Maka tak usah heran jika sang artis yang tampan lagi naik daun jika turun ke desa desa selalu dikrumuni orang.

Bagi para pengusung dan team susksesnya. Itu sudah barang tentu nilai plus keutungan besar jagoanya selalu menarik perhatian banyak masyrakat. Membuat rasa percaya diri dan mempunya harapan tinggi hingga terbangun terus semangat semangatnya yang makin berkobar hebat..Hmm

Atau bisa juga efek pengaruh dukungan yang menggebu gebunya yang sampai kesetiap penjuru terutama warga warga NU. Mengatasnamakan “NU”..katanya; warga Nahdiyin/ NU harus menyambut sosok istilah segelintir simpatisannya menyebutnya . “NU kita saatnya dibedasken sampai titik darah penghabisan”..HMM.

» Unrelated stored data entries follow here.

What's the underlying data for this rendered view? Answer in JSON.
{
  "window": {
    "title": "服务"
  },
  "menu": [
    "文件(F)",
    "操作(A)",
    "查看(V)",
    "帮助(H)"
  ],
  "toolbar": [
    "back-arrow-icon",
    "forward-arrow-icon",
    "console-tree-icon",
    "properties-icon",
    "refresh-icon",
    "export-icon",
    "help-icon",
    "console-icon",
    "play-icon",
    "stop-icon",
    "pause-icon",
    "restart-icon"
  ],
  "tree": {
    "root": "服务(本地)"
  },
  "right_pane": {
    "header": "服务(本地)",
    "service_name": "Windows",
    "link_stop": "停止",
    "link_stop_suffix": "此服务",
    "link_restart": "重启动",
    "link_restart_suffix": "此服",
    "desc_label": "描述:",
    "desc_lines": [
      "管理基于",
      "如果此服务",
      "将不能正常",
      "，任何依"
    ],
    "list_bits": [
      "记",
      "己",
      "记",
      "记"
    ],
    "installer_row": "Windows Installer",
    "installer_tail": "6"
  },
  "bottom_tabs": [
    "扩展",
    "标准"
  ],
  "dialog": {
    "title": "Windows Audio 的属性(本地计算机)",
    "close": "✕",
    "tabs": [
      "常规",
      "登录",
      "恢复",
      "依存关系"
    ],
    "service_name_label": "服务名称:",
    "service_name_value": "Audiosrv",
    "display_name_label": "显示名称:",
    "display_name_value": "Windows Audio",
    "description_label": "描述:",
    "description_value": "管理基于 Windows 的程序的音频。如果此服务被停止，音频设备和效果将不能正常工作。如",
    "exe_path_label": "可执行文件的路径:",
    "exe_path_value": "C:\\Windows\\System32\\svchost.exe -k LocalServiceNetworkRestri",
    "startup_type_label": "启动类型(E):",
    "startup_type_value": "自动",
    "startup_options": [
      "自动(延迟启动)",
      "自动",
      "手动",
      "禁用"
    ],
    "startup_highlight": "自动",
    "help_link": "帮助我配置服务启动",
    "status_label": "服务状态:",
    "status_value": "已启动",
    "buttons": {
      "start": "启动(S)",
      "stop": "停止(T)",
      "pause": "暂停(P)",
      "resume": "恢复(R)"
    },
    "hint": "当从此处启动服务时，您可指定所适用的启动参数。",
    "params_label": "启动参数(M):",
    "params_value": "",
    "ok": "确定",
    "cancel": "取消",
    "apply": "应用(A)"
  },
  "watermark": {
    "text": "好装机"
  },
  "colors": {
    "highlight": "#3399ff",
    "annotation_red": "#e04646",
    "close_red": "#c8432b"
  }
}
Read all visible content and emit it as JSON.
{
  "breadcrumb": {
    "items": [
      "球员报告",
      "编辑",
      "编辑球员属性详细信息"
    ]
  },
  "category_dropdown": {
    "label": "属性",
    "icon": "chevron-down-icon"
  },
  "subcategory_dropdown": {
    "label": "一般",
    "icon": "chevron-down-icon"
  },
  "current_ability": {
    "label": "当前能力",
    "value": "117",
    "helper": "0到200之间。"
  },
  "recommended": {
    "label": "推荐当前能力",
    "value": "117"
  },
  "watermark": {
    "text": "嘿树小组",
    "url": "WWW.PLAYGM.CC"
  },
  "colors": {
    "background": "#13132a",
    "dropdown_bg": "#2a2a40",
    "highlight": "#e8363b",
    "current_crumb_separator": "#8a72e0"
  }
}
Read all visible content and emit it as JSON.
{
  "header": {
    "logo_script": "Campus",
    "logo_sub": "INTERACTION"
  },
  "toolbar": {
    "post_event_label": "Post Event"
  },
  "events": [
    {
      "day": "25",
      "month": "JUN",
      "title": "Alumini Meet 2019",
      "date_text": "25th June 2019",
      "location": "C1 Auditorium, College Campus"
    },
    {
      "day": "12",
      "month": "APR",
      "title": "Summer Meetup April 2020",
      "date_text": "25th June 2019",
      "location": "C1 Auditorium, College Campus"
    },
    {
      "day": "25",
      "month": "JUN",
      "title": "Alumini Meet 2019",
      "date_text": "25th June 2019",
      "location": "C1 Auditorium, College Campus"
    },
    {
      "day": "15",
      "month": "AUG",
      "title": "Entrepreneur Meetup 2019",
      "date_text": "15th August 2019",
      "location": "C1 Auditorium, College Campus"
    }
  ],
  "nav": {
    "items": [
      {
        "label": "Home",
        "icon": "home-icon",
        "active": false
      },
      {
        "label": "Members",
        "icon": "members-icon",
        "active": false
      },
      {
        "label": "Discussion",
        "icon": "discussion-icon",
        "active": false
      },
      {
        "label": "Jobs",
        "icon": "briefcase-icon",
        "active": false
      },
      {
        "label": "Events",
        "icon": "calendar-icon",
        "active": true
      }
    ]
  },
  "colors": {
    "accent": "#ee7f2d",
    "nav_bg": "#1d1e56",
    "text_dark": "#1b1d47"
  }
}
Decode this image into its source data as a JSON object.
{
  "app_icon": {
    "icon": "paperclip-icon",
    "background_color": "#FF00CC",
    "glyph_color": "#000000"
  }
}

Dengan berbagai alasan yang dianggap hal sensitiv dan rusial perlu adanya sebuah PERUBAHAN di daerah kita rebut budaya DINASTI dan dilarang keras memilih calon pimpinan GENDER perempuan. Dalam hal kompetensi politik hak hak saja team pemenangan dan antar simpatisan simpatisanya berdalih apapun terutama mencari sisi sisi lemah lawan politik dijadikan senjata atau dalih dalih paling ampuh walau sedikit “ripuh”.

Ya Oeslah..Yang penting hindari pertikaian saling benci itulah yang harus kita evaluasi dan waspadai. Bukankah kita tau bahwa dalam kompetensi politik tidak selamanya utuh, kawan bisa jadi lawan atau sebaliknya lawan bisa jadi kawan. Sekalipun secara pribadi minim terhadap pemahaman politik sebab aku bukan orang partai politik yang pandai mengotak ngatik, trik, taktik, strategik, mengkemas retoriokal diplomatik sedemikian rupa menjadi susunan naskah dramatik politik yang kadang andingnya licik dipenuhi intrik. itulah para pemain politik! Ibarat laki laki gombal memberi rayuan janji janji manis untuk mendapat mangsanya.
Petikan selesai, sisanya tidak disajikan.